Depending on where you look, the Acer Switch Alpha 12 is around the same price, with Acer recently announcing a new version. But, the Lenovo Miix 510 has been discontinued, so you’ll have to go with a refurbished one.


The Lenovo Miix 510 isn’t going to blow your mind, but it’s still a well designed tablet hard drive. It looks distinctive, and those watch band-style hinges give it a certain something. The detachable keyboard with optional backlight also doubles as a protective faux leather folio case, which is quite effective, and feels good while it’s at it. It’s a more premium feeling and mature accessory than Microsoft’s Surface Pro 4 Type cover, which isn’t included for free – unlike the Lenovo Miix 510’s

The side controls – especially the power button - are a little plasticky, but it’s a minor complaint.

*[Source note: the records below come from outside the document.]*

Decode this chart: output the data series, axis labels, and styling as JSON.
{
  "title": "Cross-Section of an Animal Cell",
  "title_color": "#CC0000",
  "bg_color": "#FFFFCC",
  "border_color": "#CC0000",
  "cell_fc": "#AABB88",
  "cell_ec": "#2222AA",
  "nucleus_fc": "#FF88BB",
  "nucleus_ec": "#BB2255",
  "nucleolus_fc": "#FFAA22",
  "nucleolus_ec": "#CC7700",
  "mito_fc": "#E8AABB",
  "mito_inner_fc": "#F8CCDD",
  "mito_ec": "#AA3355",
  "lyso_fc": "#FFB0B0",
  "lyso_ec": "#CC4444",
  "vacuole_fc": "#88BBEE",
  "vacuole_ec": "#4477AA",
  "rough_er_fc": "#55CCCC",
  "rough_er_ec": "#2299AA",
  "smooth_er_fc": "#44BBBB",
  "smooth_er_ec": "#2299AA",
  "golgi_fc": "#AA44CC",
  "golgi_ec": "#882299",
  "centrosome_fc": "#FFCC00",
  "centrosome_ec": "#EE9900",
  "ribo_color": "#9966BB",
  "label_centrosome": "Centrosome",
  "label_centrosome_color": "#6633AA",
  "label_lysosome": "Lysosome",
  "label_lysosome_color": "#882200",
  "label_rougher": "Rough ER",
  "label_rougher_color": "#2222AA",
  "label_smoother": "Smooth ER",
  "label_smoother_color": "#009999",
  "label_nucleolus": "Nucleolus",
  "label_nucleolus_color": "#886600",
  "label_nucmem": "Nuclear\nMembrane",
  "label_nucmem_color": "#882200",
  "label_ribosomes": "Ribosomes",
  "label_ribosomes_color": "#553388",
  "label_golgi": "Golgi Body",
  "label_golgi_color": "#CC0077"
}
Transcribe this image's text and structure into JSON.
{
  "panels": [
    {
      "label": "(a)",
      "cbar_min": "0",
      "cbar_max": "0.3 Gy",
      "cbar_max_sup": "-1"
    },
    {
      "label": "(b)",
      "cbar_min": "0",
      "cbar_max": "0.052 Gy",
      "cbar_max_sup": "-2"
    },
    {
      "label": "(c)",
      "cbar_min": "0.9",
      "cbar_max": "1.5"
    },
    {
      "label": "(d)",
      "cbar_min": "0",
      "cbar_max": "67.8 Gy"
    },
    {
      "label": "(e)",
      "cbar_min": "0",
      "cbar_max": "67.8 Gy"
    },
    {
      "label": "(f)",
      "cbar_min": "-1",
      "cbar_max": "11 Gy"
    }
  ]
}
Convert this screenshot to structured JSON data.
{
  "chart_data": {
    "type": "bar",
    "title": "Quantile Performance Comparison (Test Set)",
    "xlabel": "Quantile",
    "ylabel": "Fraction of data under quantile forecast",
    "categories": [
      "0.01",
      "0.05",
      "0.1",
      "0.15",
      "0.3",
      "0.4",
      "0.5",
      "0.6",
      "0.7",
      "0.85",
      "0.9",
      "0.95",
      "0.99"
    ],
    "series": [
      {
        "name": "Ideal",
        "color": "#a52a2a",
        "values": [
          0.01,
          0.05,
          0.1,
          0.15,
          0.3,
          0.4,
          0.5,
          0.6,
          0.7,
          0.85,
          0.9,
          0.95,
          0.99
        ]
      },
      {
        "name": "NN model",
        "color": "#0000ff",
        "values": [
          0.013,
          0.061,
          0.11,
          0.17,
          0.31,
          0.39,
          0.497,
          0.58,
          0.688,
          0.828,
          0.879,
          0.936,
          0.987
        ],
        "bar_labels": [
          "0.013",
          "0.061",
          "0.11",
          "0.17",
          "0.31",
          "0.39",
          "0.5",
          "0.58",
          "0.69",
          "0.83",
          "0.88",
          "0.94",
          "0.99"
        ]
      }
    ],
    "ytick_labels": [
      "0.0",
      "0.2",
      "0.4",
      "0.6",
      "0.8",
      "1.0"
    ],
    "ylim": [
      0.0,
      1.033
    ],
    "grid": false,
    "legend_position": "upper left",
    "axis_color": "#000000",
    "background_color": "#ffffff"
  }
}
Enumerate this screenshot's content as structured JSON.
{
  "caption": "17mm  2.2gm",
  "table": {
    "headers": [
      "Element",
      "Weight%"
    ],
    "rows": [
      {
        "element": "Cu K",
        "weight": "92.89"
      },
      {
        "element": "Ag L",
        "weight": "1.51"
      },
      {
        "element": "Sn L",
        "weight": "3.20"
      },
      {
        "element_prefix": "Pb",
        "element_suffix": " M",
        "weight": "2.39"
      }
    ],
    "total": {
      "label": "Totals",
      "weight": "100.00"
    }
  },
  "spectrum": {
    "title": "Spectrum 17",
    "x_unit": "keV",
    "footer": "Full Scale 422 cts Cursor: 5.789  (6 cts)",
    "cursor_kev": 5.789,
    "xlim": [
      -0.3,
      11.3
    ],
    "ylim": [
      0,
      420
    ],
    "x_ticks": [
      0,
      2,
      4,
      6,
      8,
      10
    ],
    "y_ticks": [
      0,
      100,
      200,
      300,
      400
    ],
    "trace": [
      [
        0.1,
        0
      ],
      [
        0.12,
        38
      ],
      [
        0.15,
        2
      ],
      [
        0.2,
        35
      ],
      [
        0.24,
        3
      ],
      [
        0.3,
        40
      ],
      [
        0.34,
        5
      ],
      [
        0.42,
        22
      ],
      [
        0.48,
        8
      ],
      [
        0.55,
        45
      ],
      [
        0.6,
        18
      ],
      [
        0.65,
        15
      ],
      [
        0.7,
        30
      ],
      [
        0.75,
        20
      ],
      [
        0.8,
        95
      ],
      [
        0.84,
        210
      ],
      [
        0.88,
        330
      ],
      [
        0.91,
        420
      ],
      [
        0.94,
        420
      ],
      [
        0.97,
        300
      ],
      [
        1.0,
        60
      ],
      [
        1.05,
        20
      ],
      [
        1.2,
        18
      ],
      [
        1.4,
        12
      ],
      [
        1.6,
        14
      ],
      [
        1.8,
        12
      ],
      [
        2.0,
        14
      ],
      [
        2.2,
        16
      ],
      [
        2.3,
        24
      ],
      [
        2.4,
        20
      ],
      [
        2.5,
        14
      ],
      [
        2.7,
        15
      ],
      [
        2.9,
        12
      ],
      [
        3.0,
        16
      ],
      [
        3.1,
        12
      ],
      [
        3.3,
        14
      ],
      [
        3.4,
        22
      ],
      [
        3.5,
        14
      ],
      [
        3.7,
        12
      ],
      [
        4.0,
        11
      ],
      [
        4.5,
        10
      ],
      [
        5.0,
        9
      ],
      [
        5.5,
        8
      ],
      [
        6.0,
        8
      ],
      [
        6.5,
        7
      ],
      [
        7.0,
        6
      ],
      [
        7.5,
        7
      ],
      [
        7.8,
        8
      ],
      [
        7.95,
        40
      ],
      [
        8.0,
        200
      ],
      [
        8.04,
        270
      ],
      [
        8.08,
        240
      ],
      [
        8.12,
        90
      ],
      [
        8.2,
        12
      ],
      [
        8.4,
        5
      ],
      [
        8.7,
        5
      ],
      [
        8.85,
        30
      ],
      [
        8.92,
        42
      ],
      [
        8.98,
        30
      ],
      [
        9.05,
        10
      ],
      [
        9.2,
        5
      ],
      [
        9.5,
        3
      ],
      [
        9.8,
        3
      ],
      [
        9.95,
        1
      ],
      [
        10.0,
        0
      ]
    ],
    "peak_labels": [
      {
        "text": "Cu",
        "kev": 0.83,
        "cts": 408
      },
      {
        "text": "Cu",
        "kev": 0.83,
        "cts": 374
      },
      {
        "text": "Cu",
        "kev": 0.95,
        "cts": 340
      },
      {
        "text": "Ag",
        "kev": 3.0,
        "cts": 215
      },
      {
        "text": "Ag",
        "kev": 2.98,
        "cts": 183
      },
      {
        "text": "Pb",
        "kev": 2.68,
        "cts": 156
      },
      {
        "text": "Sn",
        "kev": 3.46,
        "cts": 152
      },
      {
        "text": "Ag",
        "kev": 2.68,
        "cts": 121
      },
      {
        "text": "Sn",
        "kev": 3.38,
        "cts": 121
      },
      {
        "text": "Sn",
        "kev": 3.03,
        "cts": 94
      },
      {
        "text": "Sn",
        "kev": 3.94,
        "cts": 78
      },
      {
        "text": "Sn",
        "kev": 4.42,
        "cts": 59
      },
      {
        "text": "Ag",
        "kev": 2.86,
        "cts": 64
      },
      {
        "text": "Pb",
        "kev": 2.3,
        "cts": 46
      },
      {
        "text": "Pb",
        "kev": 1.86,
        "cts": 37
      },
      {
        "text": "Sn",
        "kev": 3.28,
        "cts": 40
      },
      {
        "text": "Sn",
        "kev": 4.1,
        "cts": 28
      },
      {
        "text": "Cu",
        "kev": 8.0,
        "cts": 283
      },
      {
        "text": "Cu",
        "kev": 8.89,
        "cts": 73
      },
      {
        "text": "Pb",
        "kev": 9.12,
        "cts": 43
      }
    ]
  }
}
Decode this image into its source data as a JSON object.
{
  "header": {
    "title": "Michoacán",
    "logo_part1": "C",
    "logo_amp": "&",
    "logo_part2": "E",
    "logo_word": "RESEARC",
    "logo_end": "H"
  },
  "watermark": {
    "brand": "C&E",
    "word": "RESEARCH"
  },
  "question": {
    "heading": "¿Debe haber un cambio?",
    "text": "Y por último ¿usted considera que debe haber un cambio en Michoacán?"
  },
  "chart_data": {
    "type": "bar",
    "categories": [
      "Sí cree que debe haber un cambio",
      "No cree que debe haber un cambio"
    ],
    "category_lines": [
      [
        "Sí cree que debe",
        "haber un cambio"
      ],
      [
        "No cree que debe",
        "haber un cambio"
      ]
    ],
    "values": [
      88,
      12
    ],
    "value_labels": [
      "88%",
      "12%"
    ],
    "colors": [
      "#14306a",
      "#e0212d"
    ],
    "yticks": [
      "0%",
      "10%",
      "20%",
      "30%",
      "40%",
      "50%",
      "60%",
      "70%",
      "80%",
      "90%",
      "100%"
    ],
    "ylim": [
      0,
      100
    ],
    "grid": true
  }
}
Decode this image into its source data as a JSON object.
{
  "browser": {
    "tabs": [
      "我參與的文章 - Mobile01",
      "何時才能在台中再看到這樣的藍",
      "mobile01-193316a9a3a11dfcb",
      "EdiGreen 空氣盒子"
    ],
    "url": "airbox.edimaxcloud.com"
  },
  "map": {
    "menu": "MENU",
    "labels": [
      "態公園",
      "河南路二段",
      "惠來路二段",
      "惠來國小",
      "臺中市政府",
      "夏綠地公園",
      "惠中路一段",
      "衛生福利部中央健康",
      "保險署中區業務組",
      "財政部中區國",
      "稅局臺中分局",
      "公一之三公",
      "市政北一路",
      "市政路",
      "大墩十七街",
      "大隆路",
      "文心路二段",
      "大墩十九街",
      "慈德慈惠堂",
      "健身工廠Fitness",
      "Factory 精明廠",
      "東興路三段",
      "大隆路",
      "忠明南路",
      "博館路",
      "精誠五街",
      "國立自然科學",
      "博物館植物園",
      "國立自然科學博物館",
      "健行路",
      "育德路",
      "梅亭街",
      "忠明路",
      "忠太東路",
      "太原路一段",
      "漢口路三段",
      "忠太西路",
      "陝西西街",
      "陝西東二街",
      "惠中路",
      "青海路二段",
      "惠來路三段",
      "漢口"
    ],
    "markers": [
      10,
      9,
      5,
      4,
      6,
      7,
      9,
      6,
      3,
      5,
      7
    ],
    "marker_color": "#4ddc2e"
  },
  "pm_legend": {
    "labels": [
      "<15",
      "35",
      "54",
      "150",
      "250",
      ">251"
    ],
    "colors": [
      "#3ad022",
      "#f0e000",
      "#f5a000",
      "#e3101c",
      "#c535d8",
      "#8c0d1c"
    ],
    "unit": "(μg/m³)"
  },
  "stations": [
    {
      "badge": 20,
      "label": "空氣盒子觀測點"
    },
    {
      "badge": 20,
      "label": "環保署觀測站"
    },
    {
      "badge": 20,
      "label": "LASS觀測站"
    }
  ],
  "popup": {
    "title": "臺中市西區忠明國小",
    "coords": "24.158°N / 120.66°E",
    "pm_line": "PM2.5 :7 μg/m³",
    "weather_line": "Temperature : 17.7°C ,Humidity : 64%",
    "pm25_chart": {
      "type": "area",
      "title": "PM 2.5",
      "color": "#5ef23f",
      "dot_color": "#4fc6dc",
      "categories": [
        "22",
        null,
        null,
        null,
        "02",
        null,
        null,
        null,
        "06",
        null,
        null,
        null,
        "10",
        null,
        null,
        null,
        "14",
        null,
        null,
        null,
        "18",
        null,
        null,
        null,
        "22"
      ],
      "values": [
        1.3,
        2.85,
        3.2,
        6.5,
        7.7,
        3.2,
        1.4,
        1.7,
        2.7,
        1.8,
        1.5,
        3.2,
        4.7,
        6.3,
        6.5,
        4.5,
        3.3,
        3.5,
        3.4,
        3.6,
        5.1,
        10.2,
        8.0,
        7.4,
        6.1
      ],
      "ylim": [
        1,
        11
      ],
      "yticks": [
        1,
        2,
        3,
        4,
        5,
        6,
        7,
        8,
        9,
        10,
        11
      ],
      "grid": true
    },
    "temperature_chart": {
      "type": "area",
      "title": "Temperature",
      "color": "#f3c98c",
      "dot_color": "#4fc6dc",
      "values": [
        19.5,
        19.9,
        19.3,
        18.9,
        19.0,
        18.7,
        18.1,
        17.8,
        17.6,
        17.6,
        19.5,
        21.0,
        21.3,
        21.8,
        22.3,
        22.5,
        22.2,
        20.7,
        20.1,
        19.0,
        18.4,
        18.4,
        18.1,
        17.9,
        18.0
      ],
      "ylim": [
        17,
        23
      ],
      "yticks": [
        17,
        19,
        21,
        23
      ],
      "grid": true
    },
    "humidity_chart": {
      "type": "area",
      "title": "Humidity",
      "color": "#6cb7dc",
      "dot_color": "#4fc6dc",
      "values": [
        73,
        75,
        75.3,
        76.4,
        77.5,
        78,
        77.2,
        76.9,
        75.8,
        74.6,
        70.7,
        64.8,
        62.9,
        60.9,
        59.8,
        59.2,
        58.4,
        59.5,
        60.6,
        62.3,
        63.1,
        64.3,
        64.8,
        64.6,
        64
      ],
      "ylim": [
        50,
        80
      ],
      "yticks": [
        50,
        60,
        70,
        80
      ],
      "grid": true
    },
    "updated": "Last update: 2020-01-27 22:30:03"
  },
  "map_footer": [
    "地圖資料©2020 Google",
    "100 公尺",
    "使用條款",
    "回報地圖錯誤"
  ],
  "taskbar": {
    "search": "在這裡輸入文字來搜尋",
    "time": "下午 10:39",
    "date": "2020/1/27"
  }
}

Without the keyboard cover, the Miix 510 weighs just shy of 900g. That’s OK to hold in one hand, leaving the other free to draw or write on the display. This means you’re going to want to brace it against something or put it on a flat surface before too long.

The Lenovo keyboard cover sports Lenovo's AccuType-style keys, which are slightly curved along the bottom edge. They're sufficient in size but don't possess quite as much travel as the Surface Pro 4 cover, and this doesn’t make for a great experience when you have a lot of words to type. 

The biggest problem is that we found the keyboard flexes a bit. And if you're a hard typist in any way (which device makers seem to be catering less and less for) then the keyboard bounces rather angrily. Light typing is always preferable, but we think you almost need to be a little too delicate here.

Still, the Lenovo Miix 510 is a sleek and professional device. Now, usually this is expected in a device priced like the Lenovo Miix 510, but there’s no disappointment here. 


The bezels on the Lenovo Miix 510 are a bit wide, but they don’t interfere with the device too much, especially because the display is great. There is a lot to love here – the blacks are black and colors are vibrant.

Viewing angles are also really rather excellent and this is a big benefit for anybody looking to use this 2-in-1 for collaborative work. What is a bit more of a problem is the resolution, which sticks with Full HD. 

Mind you, when we say it’s a problem we actually mean it’s an issue comparing like-for-like with other tablets. 

Both the Surface Pro 4 and Acer Switch 12 feature 2,160 x 1,440 resolutions. In use, it’s not a problem using Full HD on the Miix 510. It depends on how determined you are to have best-in-class specs in every department.